Overall, it was an active and outdoorsy quick get-away which we enjoyed despite cold temperatures. Dressing right was important, but having calm and sunny weather was preferable to last year's expedition to Alyeska when it was pouring rain and 32 degrees and windy. That can be miserable to be in and difficult to warm up once chilled. Meanwhile, we're reveling in a "real winter"!  And the greatest revelation for me was that we can go hiking all year round and don't need to wait till the snow is gone. In fact, we've found winter hiking conditions to be better than summer (lack of bugs and bogs), so we may make this our new winter hobby!

Wednesday, March 15, 2017

A Visit to Nikiski

The Region III 3A basketball tournament was this past weekend in Nikiski. I decided to keep Doug company as he did his supervision duties. The draw for me was that across the parking lot from Nikiski Middle/High School there is a cross-country ski trail.  My kids have moaned for years about how brutal the hills are here as a cross-country running course, but I have never actually been out on the trail here. So this was my golden opportunity!
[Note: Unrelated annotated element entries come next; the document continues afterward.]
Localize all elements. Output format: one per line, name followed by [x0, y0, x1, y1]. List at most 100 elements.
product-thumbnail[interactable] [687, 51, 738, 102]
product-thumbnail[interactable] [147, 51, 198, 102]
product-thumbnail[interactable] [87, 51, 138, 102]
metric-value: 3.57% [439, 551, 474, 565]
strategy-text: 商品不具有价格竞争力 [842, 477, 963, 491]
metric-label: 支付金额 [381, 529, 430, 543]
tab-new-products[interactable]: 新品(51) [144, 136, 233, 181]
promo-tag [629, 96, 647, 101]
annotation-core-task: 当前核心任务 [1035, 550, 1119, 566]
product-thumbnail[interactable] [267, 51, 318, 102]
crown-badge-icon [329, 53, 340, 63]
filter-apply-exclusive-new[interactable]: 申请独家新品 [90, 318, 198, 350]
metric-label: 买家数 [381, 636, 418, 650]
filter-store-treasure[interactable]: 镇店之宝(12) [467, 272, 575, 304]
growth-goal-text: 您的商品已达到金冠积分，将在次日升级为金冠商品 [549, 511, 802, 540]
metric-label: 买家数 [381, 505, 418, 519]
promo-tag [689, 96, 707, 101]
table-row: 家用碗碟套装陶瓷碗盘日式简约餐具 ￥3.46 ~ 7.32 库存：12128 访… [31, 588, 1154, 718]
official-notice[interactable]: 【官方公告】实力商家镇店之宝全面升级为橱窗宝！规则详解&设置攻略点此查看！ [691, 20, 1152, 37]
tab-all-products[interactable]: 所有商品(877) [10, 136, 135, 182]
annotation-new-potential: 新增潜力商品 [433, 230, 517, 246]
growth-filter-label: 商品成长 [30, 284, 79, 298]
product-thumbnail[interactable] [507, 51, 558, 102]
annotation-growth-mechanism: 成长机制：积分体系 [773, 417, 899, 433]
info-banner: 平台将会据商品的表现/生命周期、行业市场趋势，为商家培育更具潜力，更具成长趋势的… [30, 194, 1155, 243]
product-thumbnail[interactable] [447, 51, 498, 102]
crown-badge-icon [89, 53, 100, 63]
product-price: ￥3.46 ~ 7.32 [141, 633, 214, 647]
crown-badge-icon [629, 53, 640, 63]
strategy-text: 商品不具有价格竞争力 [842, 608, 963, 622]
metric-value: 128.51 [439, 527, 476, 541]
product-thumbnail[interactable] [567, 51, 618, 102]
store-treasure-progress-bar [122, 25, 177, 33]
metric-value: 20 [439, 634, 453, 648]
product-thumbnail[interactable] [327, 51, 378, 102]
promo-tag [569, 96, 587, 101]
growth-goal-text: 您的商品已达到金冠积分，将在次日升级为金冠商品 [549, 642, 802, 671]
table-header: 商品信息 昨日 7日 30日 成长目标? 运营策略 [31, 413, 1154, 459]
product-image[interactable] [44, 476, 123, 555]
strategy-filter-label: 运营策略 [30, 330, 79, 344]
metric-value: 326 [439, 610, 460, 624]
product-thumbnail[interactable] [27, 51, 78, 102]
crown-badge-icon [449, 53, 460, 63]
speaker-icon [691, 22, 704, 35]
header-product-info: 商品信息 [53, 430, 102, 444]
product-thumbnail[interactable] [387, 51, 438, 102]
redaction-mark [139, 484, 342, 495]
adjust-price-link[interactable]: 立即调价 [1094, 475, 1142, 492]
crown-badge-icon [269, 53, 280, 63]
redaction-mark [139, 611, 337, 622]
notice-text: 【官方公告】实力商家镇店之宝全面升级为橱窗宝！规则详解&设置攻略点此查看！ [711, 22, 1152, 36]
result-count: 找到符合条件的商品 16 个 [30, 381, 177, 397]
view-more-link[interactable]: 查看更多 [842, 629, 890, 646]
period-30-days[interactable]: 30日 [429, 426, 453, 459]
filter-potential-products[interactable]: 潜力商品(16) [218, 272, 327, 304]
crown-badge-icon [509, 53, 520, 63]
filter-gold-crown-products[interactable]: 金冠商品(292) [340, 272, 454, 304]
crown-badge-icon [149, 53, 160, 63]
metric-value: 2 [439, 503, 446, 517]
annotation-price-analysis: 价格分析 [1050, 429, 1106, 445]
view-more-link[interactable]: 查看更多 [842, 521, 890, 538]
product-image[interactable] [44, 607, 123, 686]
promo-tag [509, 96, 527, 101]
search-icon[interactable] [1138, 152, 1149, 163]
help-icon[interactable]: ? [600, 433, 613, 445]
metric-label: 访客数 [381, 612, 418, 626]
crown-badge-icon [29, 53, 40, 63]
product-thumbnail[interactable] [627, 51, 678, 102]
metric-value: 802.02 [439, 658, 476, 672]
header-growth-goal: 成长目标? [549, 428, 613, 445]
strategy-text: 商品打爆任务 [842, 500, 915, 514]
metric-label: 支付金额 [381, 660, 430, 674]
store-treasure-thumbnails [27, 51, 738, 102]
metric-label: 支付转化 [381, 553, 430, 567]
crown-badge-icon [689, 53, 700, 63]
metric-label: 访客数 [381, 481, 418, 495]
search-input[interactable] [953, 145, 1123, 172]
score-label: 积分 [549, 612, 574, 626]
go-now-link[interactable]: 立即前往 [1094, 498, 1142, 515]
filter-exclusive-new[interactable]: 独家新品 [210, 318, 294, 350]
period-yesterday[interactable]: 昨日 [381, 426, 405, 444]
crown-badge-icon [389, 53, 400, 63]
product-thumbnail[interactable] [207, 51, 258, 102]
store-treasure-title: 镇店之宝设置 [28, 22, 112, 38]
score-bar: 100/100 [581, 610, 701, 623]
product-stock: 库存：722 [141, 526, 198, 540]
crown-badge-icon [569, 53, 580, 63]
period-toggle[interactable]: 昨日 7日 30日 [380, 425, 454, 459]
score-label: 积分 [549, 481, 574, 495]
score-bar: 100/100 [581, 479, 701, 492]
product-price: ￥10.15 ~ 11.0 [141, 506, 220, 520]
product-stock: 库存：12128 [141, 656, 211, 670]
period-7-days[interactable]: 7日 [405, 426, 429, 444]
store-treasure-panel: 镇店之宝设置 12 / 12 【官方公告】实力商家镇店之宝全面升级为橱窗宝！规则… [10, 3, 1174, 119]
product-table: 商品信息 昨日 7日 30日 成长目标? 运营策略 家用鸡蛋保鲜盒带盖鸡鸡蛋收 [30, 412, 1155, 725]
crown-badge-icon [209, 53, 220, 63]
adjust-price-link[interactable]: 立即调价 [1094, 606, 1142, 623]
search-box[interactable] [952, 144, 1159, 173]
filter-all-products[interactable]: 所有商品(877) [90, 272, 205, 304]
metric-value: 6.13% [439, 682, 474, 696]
I was disappointed at first to discover that only half of the trails were groomed; the rest were ungroomed. The first day there I headed out on fishscale (waxless) skis and decided to take the ungroomed trail. It was delightful to explore, and while it took some concentration to maneuver on the steep hills with 90 degree turns at the bottom with ungroomed snow, I only fell once!

The second day I headed out on skate skis and explored all the groomed trails in the morning. Thirty minutes took me over most of them twice.  After watching the Homer girls play, I headed back out for a snowshoe on the ungroomed trails I'd skiied the day before.  It was interesting to note how much more difficult snowshoing is than skiing. Gliding gets me down a hill quickly, but on snowshoes I have to step every single step.

Here is a brief photo gallery of some scenery on the trail.  It is a small little system, but provided me a couple days of skiing and snowshoing with the trails all to myself!

A view of the Nikiski track and stadium from the trail
Moose impressions abounded along the ungroomed trails, along with droppings and hoofprints.
Some strong winds must have blown up sand onto the trail. It was a very small section that was dirty snow.
An oil rig dominates the skyline near the trail.
The thunk thunk of helicopters going to the offshore rigs was nearly constant.
A couple boats off shore.
This was a hill I sweated up. Taking a picture was a great excuse to stop and catch my breath!
Snowshoe tracks, looking down the hill (opposite direction of the last one!)

Wednesday, March 8, 2017

Moose-y Scenery

The high school ski team had their end-of-season banquet at the Homer Elks Lodge on Monday night.  We were treated to a gorgeous sunset and a wandering moose!

Moose silhouetted above Bishop's Beach with Mt. Douglas in the background

Beautiful view of Kenai Mountains, Kachemak Bay and a moose at sunset.